Mr. Hands: That is an important point. The Minister has confirmed that he has been in discussions with the DBC, but my information is that it remains unsatisfied with the set of provisions. Can he confirm that that is correct? What is his impression from the discussions he has had with the DBC and the Low Income Tax Reform Group?
Mr. Timms: I can confirm that those discussions are continuing and have not yet reached a conclusion. I have no doubt that those groups will continue to press their case. The issue is not the rate of tax ultimately paid, but whether it is necessary for reclaims to be made against the higher rate of tax. That is an important question, so those discussions will continue.
The hon. Gentleman claimed that the additional dividend rate would discourage investment in equities.
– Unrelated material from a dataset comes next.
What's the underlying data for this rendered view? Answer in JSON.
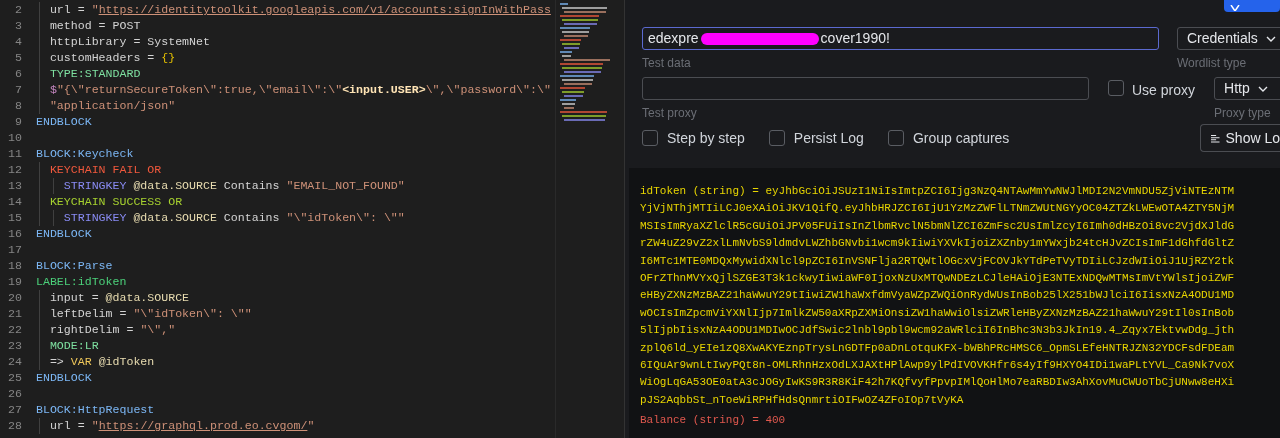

The tax rate is to be 42.5 per cent., which is 10 percentage points above the existing higher rate on dividends, so matching the changes to the income tax main rate to keep things as straightforward as possible. I put it to him that the changes strike the right balance between raising revenue as fairly as possible and encouraging wealth creation. No only are dividend rates lower than the tax rates on other income, but they are reduced further by the dividend tax credit available to almost all investors. The existing credit will remain in place and at the same size—one ninth of the value of the dividend—which encourages investment by individuals and reflects the fact that tax has already been paid by the company.
Mr. Hands: May I come back to the intervention I wanted to make earlier, which was about the Chancellor’s comments on the justification for the 50p rate? In an interview with the Daily Mail on 23 April he said that he would be calling on people with higher earnings
“to contribute a bit more while we resolve this situation.”
I appreciate that it is difficult for the Minister to say when the situation will be resolved, but can he at least tell us to which situation the Chancellor was referring? Was he talking about the financial crisis or the position of our public finances and the ongoing budget deficit?
Mr. Timms: He was speaking about the need for a period of consolidation. As I said a few moments ago, the consolidation will take some time to be concluded, as we set out in the Red Book. Our assessment in the Budget is that the public finances will be back in balance by the later part of the coming decade.
Mr. Gauke: If the rate is to be increased to 50p until the situation is resolved and the Minister anticipates that it will be resolved around the later part of the decade—I do not know whether he is referring to 2017 or 2018—when the Government project they will have a balanced budget again, is he saying, without making a commitment, that the broad intention would be to lower or abolish the higher rate and return it to the current 40p rate? Is that what the Government have in mind?